Intervention de Anne-Marie Escoffier

Réunion du 3 février 2011 à 21h30
Immigration intégration et nationalité — Article 6

Photo de Anne-Marie EscoffierAnne-Marie Escoffier :

Pour qui veut bien étudier les lois sur les étrangers, il apparaît que l’ensemble qu’elles constituent est devenu illisible : d’année en année, se sont ajoutées des dispositions censées répondre à des événements ponctuels, et le présent article 6 est une nouvelle illustration de ce phénomène, ainsi que cela a été très justement indiqué.

Il concerne donc la création de zones d’attente ad hoc et tend à transposer l’article 18 de la directive « retour », lequel pose un certain nombre de conditions très précises puisqu’il autorise la création de zones d’attente provisoires « lorsqu’un nombre exceptionnellement élevé de ressortissants de pays tiers soumis à une obligation de retour fait peser une charge lourde et imprévue sur la capacité des centres de rétention d’un État membre ou sur son personnel administratif et judiciaire ». Cette situation exceptionnelle autorise alors, aux termes de la directive, un allongement des délais de contrôle juridictionnel et de garantie des droits.

Or la transposition qui est opérée au travers de l’article 6 ne respecte ni la lettre ni l’esprit de la directive. Celle-ci mentionne un nombre « exceptionnellement élevé » d’étrangers quand le projet de loi évoque un « groupe d’au moins dix étrangers » : ce n’est pas tout à fait la même chose !

Le projet de loi ne fait pas non plus référence à la notion de « charge lourde et imprévue » mentionnée par la directive, non plus qu’à l’urgence requise.

Voilà donc un texte qui rend permanentes les zones temporaires puisqu’elles pourront être constituées à tout moment, en n’importe quel point frontalier, ou presque. Cela revient, dès lors, à banaliser la privation de liberté en tant que « mode de gestion ordinaire de l’immigration », comme le notait d’ailleurs la Commission nationale consultative des droits de l’homme dans son avis du 6 janvier dernier.

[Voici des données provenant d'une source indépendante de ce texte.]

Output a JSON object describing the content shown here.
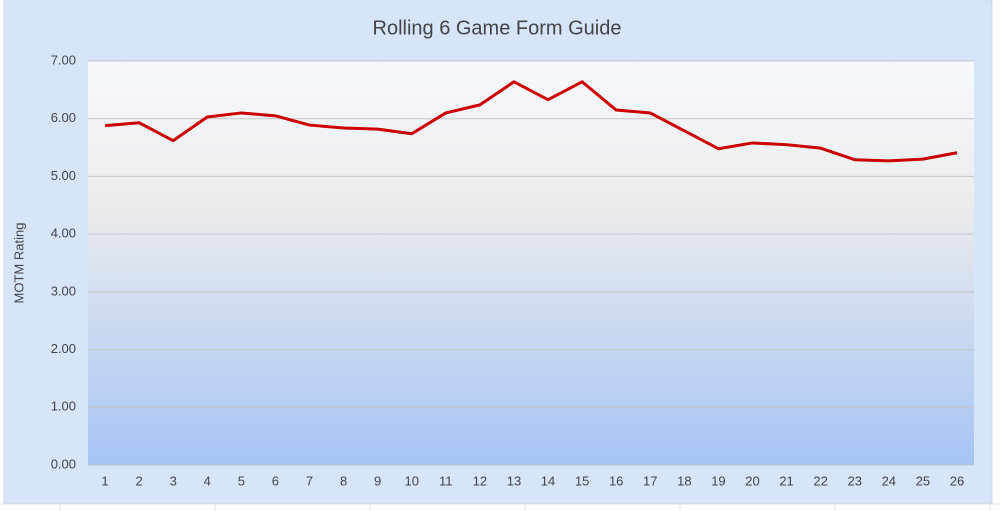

La rétention en zone d’attente est bien un régime de privation de liberté. D’ailleurs, le Conseil constitutionnel, dans sa décision du 25 février 1992, l’a clairement indiqué, considérant, à propos du maintien en zone de transit, que conférer « à l’autorité administrative le pouvoir de maintenir durablement un étranger en zone de transit, sans réserver la possibilité pour l’autorité judiciaire d’intervenir dans les meilleurs délais, » était contraire à la Constitution.

Pour toutes ces raisons, madame la ministre, notre groupe souhaite la suppression de l’article 6.